Je l'ai appris ce matin, Jacques Abeille est mort, dimanche dernier. Par le réseau de ses amis, la nouvelle a circulé et nous plonge dans la tristesse. Rien d'officiel, une discrétion certainement voulue par Jacques lui-même, qui ne courait pas après les reconnaissances médiatiques, ni celles du petit milieu littéraire qui fait et défait les réputations. Il avait été échaudé dès son entrée dans la vie littéraire et ses relations avec ses éditeurs avaient souvent été houleuses sans que cela change un iota dans la rigueur avec laquelle il poursuivait son oeuvre. Il vivait en marge de ces remue-ménages.

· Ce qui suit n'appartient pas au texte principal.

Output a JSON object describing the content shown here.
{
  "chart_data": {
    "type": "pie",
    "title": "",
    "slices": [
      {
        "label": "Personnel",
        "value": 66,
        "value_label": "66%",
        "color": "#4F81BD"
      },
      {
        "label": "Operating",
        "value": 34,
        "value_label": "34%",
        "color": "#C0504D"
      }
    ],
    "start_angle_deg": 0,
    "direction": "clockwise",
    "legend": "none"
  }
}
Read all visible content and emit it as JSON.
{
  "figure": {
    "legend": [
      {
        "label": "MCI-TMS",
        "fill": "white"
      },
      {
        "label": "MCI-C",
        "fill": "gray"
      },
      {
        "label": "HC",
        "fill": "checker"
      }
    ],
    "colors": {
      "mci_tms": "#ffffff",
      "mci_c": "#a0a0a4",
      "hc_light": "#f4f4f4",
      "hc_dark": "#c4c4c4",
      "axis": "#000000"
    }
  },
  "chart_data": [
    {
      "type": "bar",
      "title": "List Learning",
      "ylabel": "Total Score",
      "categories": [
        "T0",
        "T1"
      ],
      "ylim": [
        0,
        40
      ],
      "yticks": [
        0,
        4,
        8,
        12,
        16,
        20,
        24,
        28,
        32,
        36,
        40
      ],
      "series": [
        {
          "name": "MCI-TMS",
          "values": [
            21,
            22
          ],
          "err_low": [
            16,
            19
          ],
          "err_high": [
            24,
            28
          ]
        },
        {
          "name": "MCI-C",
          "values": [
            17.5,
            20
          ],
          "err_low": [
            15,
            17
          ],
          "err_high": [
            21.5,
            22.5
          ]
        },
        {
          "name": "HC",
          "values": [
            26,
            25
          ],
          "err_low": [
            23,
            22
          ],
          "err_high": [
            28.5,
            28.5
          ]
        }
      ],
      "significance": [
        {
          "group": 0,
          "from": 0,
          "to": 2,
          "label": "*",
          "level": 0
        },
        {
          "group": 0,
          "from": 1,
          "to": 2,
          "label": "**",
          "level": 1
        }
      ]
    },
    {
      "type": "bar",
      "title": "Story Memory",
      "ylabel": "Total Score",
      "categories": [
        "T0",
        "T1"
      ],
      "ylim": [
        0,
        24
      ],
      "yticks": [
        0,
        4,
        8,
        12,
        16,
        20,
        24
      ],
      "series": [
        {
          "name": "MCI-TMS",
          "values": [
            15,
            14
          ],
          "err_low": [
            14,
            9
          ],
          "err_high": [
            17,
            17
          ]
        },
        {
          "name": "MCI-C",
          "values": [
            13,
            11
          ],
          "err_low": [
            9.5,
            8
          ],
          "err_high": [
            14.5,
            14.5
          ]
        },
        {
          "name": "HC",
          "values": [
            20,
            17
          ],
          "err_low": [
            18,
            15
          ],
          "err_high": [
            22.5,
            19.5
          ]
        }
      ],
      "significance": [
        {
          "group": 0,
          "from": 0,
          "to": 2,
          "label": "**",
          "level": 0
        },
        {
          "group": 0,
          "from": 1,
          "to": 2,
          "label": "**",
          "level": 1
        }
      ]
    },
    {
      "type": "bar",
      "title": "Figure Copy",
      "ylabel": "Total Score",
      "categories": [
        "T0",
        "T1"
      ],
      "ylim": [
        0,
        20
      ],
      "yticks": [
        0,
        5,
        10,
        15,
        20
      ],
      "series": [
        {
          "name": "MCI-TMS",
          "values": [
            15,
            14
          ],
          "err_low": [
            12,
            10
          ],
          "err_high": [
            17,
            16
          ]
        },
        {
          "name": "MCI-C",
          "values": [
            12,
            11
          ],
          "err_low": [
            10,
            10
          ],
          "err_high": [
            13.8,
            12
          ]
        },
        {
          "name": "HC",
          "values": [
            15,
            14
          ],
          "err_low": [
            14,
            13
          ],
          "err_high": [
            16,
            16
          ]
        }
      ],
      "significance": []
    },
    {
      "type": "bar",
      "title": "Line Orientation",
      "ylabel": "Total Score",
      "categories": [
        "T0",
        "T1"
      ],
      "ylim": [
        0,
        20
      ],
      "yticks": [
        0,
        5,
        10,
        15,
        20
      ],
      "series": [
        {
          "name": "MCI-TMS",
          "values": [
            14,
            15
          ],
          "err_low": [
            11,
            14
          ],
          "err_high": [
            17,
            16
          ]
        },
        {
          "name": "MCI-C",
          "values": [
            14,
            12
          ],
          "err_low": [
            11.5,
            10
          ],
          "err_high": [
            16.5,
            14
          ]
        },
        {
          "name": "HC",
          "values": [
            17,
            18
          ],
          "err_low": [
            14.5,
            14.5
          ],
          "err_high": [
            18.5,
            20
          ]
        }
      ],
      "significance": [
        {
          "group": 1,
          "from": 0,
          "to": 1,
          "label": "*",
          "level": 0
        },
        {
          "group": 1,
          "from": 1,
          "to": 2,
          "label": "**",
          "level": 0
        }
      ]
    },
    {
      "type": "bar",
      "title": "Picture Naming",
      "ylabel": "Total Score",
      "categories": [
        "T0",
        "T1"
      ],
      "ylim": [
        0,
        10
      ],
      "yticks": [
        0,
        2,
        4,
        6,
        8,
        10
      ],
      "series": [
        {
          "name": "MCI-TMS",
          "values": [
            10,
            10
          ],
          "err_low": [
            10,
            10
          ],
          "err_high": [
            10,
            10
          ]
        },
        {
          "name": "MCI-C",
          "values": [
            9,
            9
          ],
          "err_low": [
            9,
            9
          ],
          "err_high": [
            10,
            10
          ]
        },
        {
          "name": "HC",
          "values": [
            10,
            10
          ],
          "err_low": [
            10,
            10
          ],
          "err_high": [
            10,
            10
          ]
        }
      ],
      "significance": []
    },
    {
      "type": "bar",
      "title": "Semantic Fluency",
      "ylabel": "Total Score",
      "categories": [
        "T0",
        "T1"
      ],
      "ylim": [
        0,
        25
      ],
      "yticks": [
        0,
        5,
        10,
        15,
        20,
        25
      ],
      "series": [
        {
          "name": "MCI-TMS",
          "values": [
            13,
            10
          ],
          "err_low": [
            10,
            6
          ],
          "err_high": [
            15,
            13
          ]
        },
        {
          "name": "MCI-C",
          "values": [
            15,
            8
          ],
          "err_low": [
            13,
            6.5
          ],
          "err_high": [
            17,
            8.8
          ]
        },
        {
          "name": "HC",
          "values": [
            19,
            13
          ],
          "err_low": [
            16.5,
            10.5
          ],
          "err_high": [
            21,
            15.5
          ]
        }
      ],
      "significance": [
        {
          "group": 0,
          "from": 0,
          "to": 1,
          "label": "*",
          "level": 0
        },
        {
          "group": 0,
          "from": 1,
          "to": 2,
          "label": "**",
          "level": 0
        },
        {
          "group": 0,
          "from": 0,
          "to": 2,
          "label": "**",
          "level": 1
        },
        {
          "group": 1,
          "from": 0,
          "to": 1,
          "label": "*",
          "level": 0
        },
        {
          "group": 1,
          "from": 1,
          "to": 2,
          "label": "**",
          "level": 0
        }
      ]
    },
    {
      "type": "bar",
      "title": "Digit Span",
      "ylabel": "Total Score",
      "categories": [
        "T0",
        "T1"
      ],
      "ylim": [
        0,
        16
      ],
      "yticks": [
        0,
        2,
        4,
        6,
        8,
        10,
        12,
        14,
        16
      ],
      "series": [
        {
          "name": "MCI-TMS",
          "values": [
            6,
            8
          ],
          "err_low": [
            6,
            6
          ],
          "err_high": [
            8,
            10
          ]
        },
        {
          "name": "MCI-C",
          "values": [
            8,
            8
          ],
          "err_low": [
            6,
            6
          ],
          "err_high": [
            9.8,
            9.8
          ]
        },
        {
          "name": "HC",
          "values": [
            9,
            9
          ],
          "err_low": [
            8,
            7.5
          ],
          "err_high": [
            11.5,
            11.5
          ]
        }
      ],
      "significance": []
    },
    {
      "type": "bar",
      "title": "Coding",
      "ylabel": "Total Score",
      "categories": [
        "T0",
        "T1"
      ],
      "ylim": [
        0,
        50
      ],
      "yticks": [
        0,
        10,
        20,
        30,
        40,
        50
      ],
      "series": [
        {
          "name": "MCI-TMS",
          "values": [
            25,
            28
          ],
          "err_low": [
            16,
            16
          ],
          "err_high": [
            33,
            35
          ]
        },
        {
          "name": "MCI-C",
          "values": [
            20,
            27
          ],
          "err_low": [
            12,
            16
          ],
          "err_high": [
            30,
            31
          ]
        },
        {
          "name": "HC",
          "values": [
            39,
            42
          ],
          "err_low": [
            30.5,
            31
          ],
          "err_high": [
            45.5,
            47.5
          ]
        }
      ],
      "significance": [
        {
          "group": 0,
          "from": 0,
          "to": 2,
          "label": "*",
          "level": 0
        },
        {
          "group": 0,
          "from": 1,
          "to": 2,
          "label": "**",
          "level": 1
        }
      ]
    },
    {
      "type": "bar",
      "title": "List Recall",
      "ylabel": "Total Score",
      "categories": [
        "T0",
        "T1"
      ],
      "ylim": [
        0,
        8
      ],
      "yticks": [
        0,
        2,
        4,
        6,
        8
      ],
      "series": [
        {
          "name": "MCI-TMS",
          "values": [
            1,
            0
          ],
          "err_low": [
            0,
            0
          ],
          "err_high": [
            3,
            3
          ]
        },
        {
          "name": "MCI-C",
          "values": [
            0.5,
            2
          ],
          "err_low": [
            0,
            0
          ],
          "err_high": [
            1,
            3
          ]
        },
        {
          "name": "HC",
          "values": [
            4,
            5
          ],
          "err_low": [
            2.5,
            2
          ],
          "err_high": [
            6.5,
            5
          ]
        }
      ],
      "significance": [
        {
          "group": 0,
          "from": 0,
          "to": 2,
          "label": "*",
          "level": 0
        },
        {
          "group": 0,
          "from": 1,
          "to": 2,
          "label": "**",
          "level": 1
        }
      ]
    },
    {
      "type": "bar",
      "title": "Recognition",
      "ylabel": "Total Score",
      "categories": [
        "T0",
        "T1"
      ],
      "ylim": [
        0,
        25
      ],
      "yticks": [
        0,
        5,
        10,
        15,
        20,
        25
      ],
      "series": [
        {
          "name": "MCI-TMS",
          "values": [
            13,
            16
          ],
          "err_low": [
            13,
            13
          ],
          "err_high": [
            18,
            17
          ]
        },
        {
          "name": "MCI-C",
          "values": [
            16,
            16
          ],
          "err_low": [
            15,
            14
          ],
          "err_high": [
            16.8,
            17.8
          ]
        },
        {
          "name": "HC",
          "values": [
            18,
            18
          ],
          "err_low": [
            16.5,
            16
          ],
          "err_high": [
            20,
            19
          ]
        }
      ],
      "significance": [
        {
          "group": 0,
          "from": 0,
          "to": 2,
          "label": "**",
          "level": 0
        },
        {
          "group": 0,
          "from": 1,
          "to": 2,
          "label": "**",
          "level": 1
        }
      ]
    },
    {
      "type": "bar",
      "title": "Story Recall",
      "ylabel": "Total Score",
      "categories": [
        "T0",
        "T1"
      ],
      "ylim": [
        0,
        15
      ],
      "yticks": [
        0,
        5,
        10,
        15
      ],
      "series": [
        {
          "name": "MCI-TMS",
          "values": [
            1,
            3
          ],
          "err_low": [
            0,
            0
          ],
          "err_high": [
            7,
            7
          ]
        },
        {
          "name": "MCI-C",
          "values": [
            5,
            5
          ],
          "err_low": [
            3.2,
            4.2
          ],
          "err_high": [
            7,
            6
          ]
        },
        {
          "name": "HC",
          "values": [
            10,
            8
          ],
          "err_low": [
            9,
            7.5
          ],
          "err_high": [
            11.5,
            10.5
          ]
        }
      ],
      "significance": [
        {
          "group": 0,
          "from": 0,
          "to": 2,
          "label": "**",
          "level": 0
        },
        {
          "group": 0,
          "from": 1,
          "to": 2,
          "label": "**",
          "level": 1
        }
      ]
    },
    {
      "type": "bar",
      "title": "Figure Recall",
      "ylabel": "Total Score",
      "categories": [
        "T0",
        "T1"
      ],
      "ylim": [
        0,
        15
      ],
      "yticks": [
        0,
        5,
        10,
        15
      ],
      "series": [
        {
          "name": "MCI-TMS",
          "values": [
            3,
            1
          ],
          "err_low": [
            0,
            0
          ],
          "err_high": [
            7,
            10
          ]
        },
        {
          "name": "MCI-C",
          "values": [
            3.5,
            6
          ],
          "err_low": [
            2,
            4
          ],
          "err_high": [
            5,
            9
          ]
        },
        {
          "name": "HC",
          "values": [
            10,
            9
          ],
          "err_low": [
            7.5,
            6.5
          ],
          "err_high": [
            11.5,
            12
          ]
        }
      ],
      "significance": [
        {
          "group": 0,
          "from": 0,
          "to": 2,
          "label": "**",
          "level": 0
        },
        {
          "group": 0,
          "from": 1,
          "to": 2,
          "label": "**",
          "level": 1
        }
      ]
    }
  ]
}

Une oeuvre, le mot n'est pas trop fort. Un monde qui n'appartenait qu'à lui et qu'il a continué d'explorer jusqu'au presque terme de sa vie - celui des Contrées et de Terrèbre qui en est la capitale. Je laisse à d'autres le soin d'en analyser la richesse et la très profonde originalité. Je veux simplement dire ce que son style avait d'unique - l'ampleur de la phrase, sa structure si latine que venait nourrir une poésie toujours inattendue - tellement loin des clichés, tellement foisonnante. Il était resté, par bien des aspects, proche des surréalistes. Abeille avait un double, Léo Barthe, dont les textes érotiques alliaient une langue parfaitement classique à l'exploration anatomique la plus débridée. Et lui qui avait été un professeur d'arts plastiques dont les élèves se souviennent encore avait trouvé en François Schuiten un alter ego - l'union de leurs imaginaires a donné l'album des Mers perdues et en Pauline Berneron l'illustratrice parfaite de ses rêves.
Dans le visage émacié de ses dernières années flambait la lumière d'un regard qui avait outrepassé le réel.